Hassan Abed-Rabbu, the commission's spokesman, said in a news statement that Ghadanfar Abu Atwan, who has been on a hunger strike for the 49th day in a row in protest of being held in administrative custody without charge or trial, requires immediate medical attention.
Due to a shortage of body fluids, Abu Atwan's health has worsened significantly, putting his heart and kidneys in jeopardy.
In an interview with Voice of Palestine, Abed-Rabbu warned against the serious health deterioration of Eyad Hreibat and Ali al-Hroub, both residents of Dura town, west of Hebron, as a result of the Israeli Prison Service's (IPS) policy of deliberate medical negligence, claiming that IPS was solely responsible for their fate.
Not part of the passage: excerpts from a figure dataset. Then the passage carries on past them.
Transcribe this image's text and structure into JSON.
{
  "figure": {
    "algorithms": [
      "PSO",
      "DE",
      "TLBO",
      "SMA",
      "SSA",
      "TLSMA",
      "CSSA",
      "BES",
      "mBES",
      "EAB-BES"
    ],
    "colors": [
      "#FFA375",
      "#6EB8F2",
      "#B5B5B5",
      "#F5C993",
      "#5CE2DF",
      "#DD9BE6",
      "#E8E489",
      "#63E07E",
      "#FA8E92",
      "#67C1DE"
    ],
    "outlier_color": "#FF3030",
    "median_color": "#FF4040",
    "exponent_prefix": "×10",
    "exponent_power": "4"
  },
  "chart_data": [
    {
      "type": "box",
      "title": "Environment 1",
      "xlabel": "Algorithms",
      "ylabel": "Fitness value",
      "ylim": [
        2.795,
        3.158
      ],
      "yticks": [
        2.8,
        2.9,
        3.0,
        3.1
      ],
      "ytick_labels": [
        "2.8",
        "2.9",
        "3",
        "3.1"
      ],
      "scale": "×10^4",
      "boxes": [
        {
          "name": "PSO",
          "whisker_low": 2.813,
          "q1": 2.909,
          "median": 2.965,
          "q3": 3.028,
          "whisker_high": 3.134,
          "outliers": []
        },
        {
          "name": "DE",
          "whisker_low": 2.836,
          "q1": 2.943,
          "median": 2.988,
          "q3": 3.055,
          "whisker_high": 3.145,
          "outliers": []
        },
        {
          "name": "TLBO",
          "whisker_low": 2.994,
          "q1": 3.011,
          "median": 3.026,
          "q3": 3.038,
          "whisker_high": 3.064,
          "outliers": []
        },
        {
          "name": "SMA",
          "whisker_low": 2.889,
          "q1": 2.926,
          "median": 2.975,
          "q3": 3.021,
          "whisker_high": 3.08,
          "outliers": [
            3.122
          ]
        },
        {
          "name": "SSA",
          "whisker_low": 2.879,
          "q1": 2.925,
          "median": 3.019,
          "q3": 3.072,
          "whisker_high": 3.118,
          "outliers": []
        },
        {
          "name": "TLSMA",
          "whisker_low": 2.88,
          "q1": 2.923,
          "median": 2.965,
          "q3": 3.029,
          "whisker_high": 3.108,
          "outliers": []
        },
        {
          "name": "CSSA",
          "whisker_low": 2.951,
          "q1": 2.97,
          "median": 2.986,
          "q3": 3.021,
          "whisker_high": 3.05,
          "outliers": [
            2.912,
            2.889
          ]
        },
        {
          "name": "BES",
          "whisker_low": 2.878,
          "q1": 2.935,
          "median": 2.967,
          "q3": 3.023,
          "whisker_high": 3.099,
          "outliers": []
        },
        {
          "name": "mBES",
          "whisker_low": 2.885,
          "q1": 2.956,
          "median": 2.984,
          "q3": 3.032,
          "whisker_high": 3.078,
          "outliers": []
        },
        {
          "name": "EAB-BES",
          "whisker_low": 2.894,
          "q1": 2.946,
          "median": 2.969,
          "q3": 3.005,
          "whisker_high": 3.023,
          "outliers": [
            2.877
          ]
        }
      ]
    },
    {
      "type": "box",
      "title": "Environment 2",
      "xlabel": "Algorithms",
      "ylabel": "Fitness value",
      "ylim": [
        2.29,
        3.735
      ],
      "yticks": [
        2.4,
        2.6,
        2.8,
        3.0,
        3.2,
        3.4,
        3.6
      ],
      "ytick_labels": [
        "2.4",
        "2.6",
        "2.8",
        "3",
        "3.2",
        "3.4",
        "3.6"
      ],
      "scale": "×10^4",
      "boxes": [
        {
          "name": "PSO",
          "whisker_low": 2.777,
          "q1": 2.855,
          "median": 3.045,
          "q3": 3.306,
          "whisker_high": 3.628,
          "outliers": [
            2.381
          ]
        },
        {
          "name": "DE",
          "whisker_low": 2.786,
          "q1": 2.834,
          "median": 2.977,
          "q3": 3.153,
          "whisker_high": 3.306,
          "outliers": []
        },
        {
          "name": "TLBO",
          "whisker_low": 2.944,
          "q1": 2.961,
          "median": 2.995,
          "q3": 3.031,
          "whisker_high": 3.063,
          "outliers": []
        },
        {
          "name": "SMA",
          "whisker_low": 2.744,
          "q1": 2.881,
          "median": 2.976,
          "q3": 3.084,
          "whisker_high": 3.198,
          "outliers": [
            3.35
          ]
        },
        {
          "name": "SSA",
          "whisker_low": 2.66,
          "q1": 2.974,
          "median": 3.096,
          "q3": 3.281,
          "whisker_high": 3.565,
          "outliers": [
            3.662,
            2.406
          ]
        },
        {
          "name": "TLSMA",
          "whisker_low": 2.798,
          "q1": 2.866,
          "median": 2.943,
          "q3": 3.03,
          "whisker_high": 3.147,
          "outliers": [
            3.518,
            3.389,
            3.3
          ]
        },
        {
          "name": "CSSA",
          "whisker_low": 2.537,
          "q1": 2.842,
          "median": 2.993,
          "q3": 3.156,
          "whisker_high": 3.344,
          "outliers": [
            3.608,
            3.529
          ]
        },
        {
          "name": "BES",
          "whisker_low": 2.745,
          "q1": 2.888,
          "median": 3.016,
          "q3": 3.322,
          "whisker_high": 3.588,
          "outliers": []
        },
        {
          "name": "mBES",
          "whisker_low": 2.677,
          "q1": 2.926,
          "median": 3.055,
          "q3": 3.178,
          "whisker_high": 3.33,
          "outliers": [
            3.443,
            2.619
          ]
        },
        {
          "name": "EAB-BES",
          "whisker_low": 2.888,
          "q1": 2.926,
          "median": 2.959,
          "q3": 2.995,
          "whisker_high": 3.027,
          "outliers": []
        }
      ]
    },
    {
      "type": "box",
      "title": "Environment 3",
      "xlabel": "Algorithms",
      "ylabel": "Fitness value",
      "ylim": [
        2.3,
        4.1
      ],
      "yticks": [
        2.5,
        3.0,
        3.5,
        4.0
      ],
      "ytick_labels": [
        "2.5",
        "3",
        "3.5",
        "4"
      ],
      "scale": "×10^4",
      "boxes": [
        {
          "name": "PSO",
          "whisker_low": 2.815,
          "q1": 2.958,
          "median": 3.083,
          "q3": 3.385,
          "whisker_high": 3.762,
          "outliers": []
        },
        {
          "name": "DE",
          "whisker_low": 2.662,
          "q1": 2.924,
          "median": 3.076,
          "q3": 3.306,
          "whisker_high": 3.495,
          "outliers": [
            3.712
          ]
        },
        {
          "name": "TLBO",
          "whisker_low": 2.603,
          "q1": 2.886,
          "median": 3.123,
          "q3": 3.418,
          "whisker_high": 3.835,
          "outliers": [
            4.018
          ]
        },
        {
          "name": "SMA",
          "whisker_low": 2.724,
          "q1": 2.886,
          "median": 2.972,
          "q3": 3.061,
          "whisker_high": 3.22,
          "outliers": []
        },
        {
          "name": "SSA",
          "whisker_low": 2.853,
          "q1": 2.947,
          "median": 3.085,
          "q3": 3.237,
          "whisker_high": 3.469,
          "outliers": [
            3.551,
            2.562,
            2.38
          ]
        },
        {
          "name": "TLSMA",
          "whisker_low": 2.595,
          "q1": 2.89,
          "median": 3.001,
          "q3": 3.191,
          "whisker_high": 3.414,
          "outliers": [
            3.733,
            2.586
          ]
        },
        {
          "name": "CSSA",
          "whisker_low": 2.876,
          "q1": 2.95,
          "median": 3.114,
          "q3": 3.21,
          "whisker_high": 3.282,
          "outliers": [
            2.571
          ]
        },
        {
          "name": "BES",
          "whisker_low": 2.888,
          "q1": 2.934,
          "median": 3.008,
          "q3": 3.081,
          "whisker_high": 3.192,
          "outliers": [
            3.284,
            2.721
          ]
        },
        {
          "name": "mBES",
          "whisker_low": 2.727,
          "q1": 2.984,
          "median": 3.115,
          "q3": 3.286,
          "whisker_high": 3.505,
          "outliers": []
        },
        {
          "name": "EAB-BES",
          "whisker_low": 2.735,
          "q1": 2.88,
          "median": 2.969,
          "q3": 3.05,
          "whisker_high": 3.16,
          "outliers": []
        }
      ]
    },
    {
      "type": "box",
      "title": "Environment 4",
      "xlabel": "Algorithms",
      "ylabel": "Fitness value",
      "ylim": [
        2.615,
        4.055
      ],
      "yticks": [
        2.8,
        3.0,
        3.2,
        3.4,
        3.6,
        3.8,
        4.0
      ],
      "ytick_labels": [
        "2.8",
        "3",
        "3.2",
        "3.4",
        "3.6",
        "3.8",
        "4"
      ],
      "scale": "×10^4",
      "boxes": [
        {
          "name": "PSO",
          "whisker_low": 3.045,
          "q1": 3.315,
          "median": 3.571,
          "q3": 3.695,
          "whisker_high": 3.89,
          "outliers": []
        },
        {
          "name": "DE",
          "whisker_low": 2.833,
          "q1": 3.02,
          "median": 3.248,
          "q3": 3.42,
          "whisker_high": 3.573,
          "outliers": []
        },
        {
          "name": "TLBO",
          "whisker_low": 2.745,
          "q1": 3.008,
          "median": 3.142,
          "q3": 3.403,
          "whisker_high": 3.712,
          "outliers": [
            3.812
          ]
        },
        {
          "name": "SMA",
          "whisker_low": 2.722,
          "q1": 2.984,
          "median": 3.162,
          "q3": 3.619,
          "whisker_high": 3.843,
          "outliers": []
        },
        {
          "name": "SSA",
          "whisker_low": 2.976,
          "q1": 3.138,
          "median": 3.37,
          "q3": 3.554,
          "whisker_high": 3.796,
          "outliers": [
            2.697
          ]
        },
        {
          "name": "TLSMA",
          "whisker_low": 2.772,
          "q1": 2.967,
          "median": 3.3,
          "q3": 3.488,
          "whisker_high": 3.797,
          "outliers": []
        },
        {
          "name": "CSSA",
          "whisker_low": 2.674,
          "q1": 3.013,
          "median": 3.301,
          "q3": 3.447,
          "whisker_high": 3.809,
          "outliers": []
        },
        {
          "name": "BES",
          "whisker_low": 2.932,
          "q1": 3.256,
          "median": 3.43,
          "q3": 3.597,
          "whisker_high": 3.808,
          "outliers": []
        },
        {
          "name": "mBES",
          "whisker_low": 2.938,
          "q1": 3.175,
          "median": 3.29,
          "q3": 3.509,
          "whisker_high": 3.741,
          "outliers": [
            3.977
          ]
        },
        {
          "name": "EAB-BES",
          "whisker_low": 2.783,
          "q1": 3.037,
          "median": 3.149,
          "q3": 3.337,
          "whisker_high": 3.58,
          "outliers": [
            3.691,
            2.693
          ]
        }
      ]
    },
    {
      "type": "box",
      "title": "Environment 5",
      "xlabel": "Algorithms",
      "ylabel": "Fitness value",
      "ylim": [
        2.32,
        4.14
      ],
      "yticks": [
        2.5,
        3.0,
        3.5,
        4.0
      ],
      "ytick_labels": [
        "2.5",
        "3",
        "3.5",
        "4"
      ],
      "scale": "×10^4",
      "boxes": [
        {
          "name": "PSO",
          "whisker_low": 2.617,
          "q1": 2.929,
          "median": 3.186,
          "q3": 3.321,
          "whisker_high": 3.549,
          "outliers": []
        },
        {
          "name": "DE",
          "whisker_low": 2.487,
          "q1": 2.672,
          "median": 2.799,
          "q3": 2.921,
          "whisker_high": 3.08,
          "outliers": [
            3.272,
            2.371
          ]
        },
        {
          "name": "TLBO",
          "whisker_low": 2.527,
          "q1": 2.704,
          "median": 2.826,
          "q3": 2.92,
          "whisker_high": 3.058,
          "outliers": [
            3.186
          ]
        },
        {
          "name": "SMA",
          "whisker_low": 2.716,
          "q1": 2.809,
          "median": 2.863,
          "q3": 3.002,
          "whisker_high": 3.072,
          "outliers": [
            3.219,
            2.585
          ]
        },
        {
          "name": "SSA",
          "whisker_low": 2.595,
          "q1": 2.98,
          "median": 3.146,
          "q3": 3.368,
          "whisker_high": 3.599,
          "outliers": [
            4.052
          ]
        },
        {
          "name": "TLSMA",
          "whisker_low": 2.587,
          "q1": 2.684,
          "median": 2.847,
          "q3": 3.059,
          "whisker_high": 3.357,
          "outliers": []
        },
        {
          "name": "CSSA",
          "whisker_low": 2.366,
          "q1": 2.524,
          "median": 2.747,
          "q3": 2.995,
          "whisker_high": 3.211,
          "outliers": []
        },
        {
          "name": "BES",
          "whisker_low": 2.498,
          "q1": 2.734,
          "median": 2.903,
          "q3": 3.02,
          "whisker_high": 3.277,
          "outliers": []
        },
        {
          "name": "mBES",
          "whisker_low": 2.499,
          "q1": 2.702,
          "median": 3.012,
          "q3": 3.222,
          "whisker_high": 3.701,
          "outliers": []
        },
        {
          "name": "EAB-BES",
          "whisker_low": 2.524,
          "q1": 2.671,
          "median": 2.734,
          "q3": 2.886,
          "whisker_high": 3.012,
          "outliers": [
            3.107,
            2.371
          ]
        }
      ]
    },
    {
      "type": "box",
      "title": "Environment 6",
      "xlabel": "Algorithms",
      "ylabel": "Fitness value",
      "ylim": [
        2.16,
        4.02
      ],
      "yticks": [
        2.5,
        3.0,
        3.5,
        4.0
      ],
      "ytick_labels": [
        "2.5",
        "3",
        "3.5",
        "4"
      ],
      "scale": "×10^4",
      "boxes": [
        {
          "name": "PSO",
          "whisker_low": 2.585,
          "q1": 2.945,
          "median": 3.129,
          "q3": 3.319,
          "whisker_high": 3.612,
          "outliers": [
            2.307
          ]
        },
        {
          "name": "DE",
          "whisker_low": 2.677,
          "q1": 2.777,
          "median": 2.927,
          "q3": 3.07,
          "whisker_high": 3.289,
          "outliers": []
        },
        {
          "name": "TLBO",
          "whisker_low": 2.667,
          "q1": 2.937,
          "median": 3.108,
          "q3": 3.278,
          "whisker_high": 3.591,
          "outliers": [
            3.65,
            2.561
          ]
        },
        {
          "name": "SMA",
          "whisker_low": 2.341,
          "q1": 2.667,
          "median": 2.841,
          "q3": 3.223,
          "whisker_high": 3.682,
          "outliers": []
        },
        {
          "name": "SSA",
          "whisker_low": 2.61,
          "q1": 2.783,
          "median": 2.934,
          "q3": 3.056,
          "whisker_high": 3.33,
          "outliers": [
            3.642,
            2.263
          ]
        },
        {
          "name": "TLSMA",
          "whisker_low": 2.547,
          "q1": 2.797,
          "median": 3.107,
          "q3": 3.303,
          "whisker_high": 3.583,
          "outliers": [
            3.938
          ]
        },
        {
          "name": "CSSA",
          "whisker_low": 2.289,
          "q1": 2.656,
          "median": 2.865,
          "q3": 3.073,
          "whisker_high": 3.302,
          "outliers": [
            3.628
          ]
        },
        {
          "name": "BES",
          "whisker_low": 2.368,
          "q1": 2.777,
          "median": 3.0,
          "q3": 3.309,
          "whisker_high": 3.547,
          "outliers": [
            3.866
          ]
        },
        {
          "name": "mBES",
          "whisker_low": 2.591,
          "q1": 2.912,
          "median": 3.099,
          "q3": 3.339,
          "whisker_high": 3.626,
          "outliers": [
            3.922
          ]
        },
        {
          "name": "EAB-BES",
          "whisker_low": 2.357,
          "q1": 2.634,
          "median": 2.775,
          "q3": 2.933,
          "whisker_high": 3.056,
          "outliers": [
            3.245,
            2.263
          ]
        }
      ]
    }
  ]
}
He asserted that the need to hold rallies in support of the hunger-striking prisoners and spare no effort on the legal arena to secure the release of Abu Atwan and all 550 prisoners held in administrative detention.
, The Israeli Supreme Court rejected on June 10 for the second time a petitio by Abu Atwan concerning the abolition of his administrative detention. Abu Atwan is boycotting the medical examination and treatment.
Israel’s widely condemned practice of administrative arrest that allows the detention of Palestinians without charge or trial for renewable intervals ranging between three and six months based on undisclosed evidence that even a detainee’s lawyer is barred from viewing.
The US State Department has sated in past reports on human rights conditions for Palestinians that administrative detainees are not given the “opportunity to refute allegations or address the evidentiary material presented against them in court.”
Amnesty International has described Israel’s use of administrative detention as a “bankrupt tactic” and has long called on Israel to bring its use to an end.
Palestinian prisoners have continuously resorted to open-ended hunger strikes as a way to protest their illegal administrative detention and to demand an end to this policy, which violates international law.